Here’s the video of my plenary talk “The Ivory Tower and the Open Web,” given at the Coalition for Networked Information meeting in Washington in December, 2010. A general description of the talk:

The web is now over twenty years old, and there is no doubt that the academy has taken advantage of its tremendous potential for disseminating resources and scholarship. But a full accounting of the academic approach to the web shows that compared to the innovative vernacular forms that have flourished over the past two decades, we have been relatively meek in our use of the medium, often preferring to impose traditional ivory tower genres on the web rather than import the open web’s most successful models. For instance, we would rather digitize the journal we know than explore how blogs and social media might supplement or change our scholarly research and communication. What might happen if we reversed that flow and more wholeheartedly embraced the genres of the open web?

I hope the audience for this blog finds it worthy viewing. I enjoyed talking about burrito websites, Layer Tennis, aggregation and curation services, blog networks, Aaron Sorkin’s touchiness, scholarly uses of Twitter, and many other high- and low-brow topics all in one hour. (For some details in the images I put up on the screen, you might want to follow along with this PDF of the slides.) I’ll be expanding on the ideas in this talk in an upcoming book with the same title.

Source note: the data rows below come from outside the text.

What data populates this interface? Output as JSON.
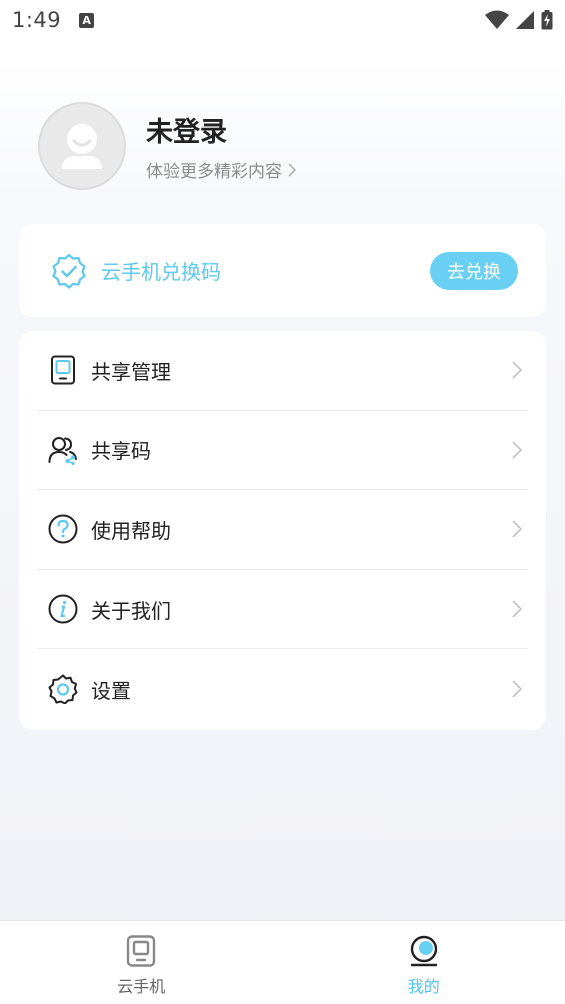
{
  "status_bar": {
    "time": "1:49",
    "notification_badge": "A"
  },
  "profile": {
    "name": "未登录",
    "subtitle": "体验更多精彩内容"
  },
  "redeem": {
    "label": "云手机兑换码",
    "button_label": "去兑换"
  },
  "menu": {
    "items": [
      {
        "label": "共享管理",
        "icon": "tablet-icon"
      },
      {
        "label": "共享码",
        "icon": "users-share-icon"
      },
      {
        "label": "使用帮助",
        "icon": "help-icon"
      },
      {
        "label": "关于我们",
        "icon": "info-icon"
      },
      {
        "label": "设置",
        "icon": "gear-icon"
      }
    ]
  },
  "bottom_nav": {
    "tabs": [
      {
        "label": "云手机",
        "icon": "tablet-icon",
        "active": false
      },
      {
        "label": "我的",
        "icon": "profile-icon",
        "active": true
      }
    ]
  },
  "colors": {
    "accent": "#69d0f3",
    "accent_text": "#5ec9ee",
    "text_primary": "#222222",
    "text_secondary": "#8c8c8c"
  }
}
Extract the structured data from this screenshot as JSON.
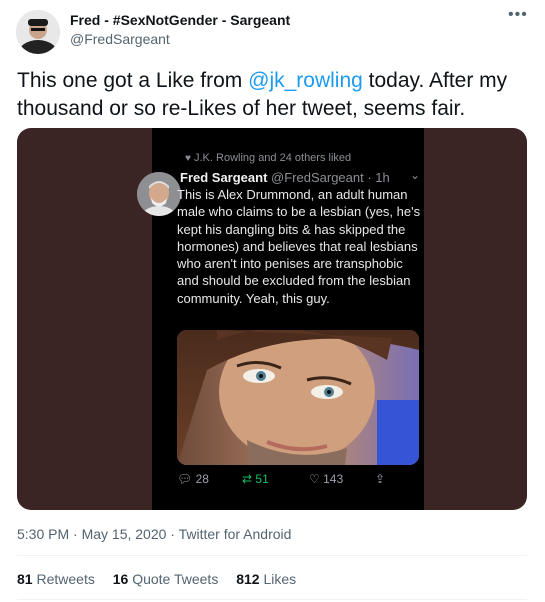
{
  "author": {
    "name": "Fred - #SexNotGender - Sargeant",
    "handle": "@FredSargeant"
  },
  "tweet": {
    "text_before": "This one got a Like from ",
    "mention": "@jk_rowling",
    "text_after": " today.  After my thousand or so re-Likes of her tweet, seems fair."
  },
  "embedded": {
    "liked_by": "J.K. Rowling and 24 others liked",
    "name": "Fred Sargeant",
    "handle_time": "@FredSargeant · 1h",
    "text": "This is Alex Drummond, an adult human male who claims to be a lesbian (yes, he's kept his dangling bits & has skipped the hormones) and believes that real lesbians who aren't into penises are transphobic and should be excluded from the lesbian community. Yeah, this guy.",
    "replies": "28",
    "retweets": "51",
    "likes": "143"
  },
  "meta": {
    "time": "5:30 PM · May 15, 2020 · Twitter for Android"
  },
  "stats": {
    "retweets_count": "81",
    "retweets_label": "Retweets",
    "quotes_count": "16",
    "quotes_label": "Quote Tweets",
    "likes_count": "812",
    "likes_label": "Likes"
  },
  "icons": {
    "more": "more-icon",
    "heart": "heart-icon",
    "reply": "reply-icon",
    "retweet": "retweet-icon",
    "share": "share-icon"
  },
  "colors": {
    "accent": "#1d9bf0",
    "retweet_green": "#17bf63",
    "media_bg": "#3b2524"
  }
}
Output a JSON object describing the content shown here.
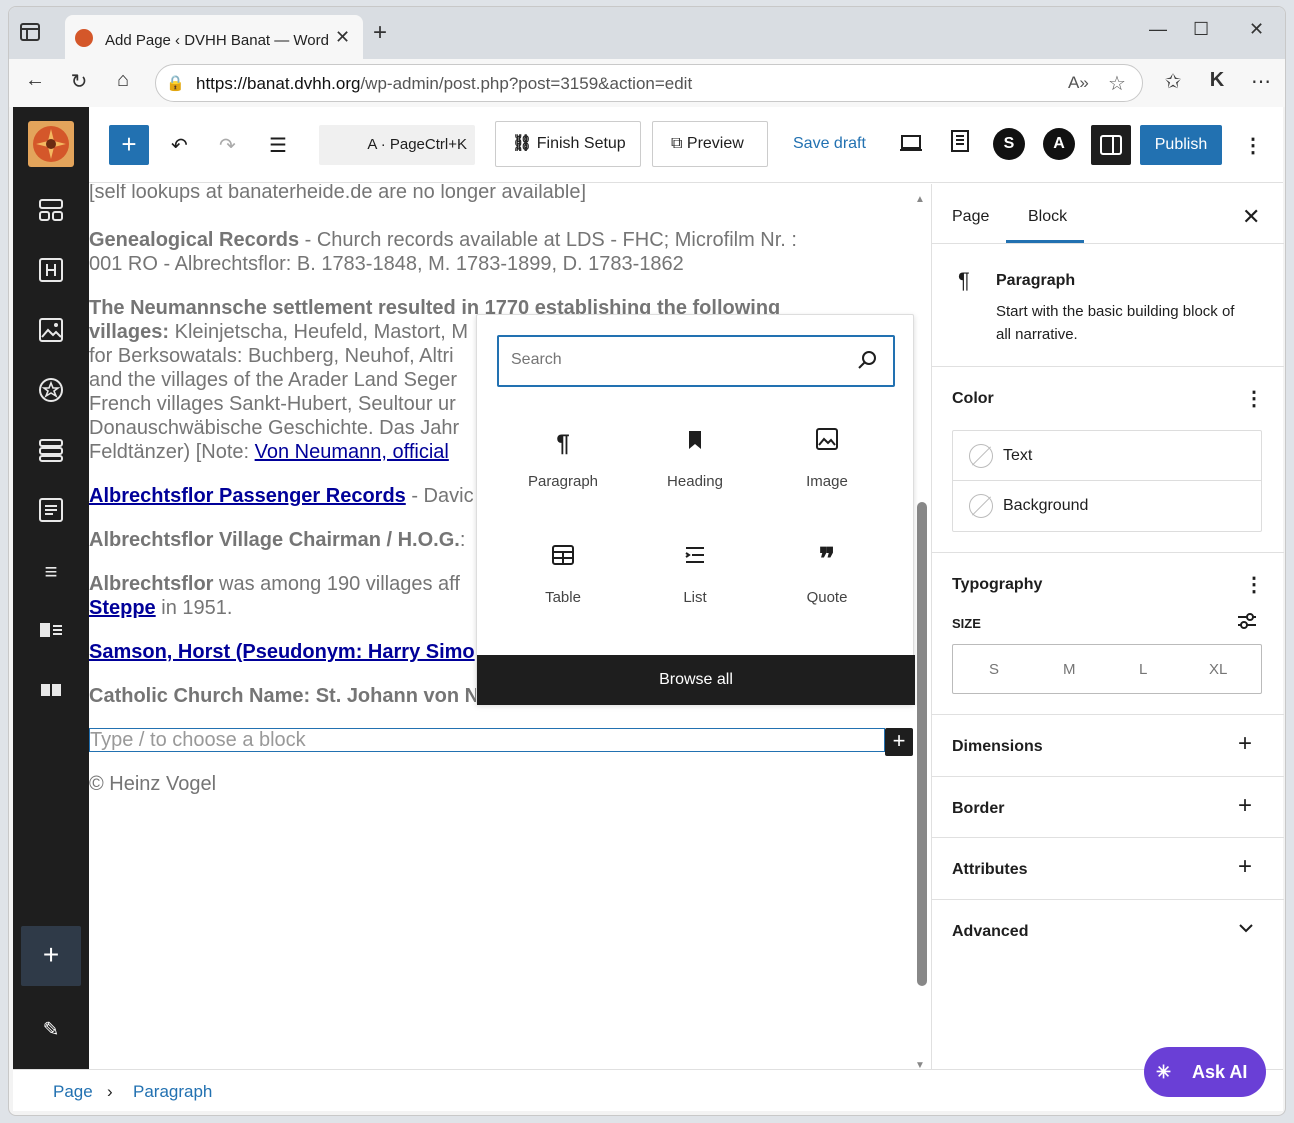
{
  "browser": {
    "tab_title": "Add Page ‹ DVHH Banat — WordPress",
    "url_host": "https://banat.dvhh.org",
    "url_path": "/wp-admin/post.php?post=3159&action=edit"
  },
  "toolbar": {
    "command_label": "A · PageCtrl+K",
    "finish_setup": "Finish Setup",
    "preview": "Preview",
    "save_draft": "Save draft",
    "publish": "Publish"
  },
  "content": {
    "line1": "[self lookups at banaterheide.de are no longer available]",
    "genealogical_bold": "Genealogical Records",
    "genealogical_rest": " - Church records available at LDS - FHC; Microfilm Nr. :",
    "genealogical_line2": "001 RO - Albrechtsflor: B. 1783-1848, M. 1783-1899, D. 1783-1862",
    "neumann_bold1": "The Neumannsche settlement resulted in 1770 establishing the following",
    "neumann_bold2": "villages:",
    "neumann_rest2": " Kleinjetscha, Heufeld, Mastort, M",
    "neumann_line3": "for Berksowatals: Buchberg, Neuhof, Altri",
    "neumann_line4": "and the villages of the Arader Land Seger",
    "neumann_line5": "French villages Sankt-Hubert, Seultour ur",
    "neumann_line6": "Donauschwäbische Geschichte. Das Jahr",
    "neumann_line7a": "Feldtänzer) [Note: ",
    "neumann_link": "Von Neumann, official",
    "passenger_link": "Albrechtsflor Passenger Records",
    "passenger_rest": " - Davic",
    "chairman": "Albrechtsflor Village Chairman / H.O.G.",
    "chairman_colon": ":",
    "among_bold": "Albrechtsflor",
    "among_rest": " was among 190 villages aff",
    "steppe_link": "Steppe",
    "steppe_rest": " in 1951.",
    "samson_link": "Samson, Horst (Pseudonym: Harry Simo",
    "church": "Catholic Church Name: St. Johann von N",
    "type_placeholder": "Type / to choose a block",
    "copyright": "© Heinz Vogel"
  },
  "inserter": {
    "search_placeholder": "Search",
    "blocks": [
      "Paragraph",
      "Heading",
      "Image",
      "Table",
      "List",
      "Quote"
    ],
    "browse_all": "Browse all"
  },
  "sidebar": {
    "tab_page": "Page",
    "tab_block": "Block",
    "block_title": "Paragraph",
    "block_desc1": "Start with the basic building block of",
    "block_desc2": "all narrative.",
    "color": "Color",
    "color_text": "Text",
    "color_background": "Background",
    "typography": "Typography",
    "size": "SIZE",
    "sizes": [
      "S",
      "M",
      "L",
      "XL"
    ],
    "dimensions": "Dimensions",
    "border": "Border",
    "attributes": "Attributes",
    "advanced": "Advanced"
  },
  "status": {
    "crumb1": "Page",
    "sep": "›",
    "crumb2": "Paragraph"
  },
  "ask_ai": "Ask AI",
  "colors": {
    "accent": "#2271b1",
    "dark": "#1e1e1e",
    "ask_ai": "#6a3fd6",
    "link": "#000099"
  }
}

[youtube=http://www.youtube.com/watch?v=yeNjiuw-6gQ&w=480&h=385]

Comments

[…] his most recent posting, “The Ivory Tower and Open Web”, historian and director of George Mason University’s Center for History and New Media (CHNM) […]

Shai Ophir says:

totally agree. The people in the academy are reluctant of adopting new methods, because it is a threat on their position. This has been always the case.
I believe that having all history materials online, via Google and alike, can change not only the way we do research, but also our actual knowledge. So far a researcher could know a limitetd number of books and journals, usually from the close social/academic circle. The discussion was closed. Now we may find that 90% of the historical material was a dark matter, not being accessible at all, forgotten. The e-Curpus will bring to our eyes ALL materials, and will ebale a real high-level global macro-history.
But we’ll have to develop many more tools for achieving this. One very simple example can be found in my article published in The Information Society (TIS) Vol 26.2, under the title “A new Tupe of Historical Knowledge”.
Shai Ophir

Shai Ophir says:

[PLS IGNORE MY TYPOS ON THE PREVIOUS POST]
totally agree. The people in the academy are reluctant of adopting new methods, because it is a threat on their position. This has been always the case.
I believe that having all history materials online, via Google and alike, can change not only the way we do research, but also our actual knowledge. So far a researcher could know a limitetd number of books and journals, usually from the close social/academic circle. The discussion was closed. Now we may find that 90% of the historical material was a dark matter, not being accessible at all, forgotten. The e-Corpus will bring to our eyes ALL materials, and will enable a real high-level global macro-history.
But we’ll have to develop many more tools for achieving this.
One very simple example can be found in my article published in The Information Society (TIS) Vol 26.2, under the title “A new Type of Historical Knowledge”.
Shai Ophir

Shelley says:

Great title! Although my work appears on the web, as a community college professor I have to say that any suggestion of more web influence in the classroom makes me uneasy. My students, some poorly socialized, need more, not fewer, face-to-face human interactions. Just a thought….

Jacob says:

Hey Dan,

Have you heard about this conference at MIT in April: BiblioNews: Common purpose for journalists and librarians

http://journalismthatmatters.org/biblionews/

This is the information page for “Beyond Books: News, Literacy, Democracy and America’s Libraries” (shortlink: “BiblioNews”) a one-and-one-half-day convening April 6-7, 2011 at MIT in Cambridge, Mass., for journalists, librarians and citizens. From the links below and along the black bar at the top of the page you can reach our wiki pages, find out who’s coming, and follow other resources below. We are meeting immediately prior to the National Conference for Media Reform, next door in Boston on April 8-10.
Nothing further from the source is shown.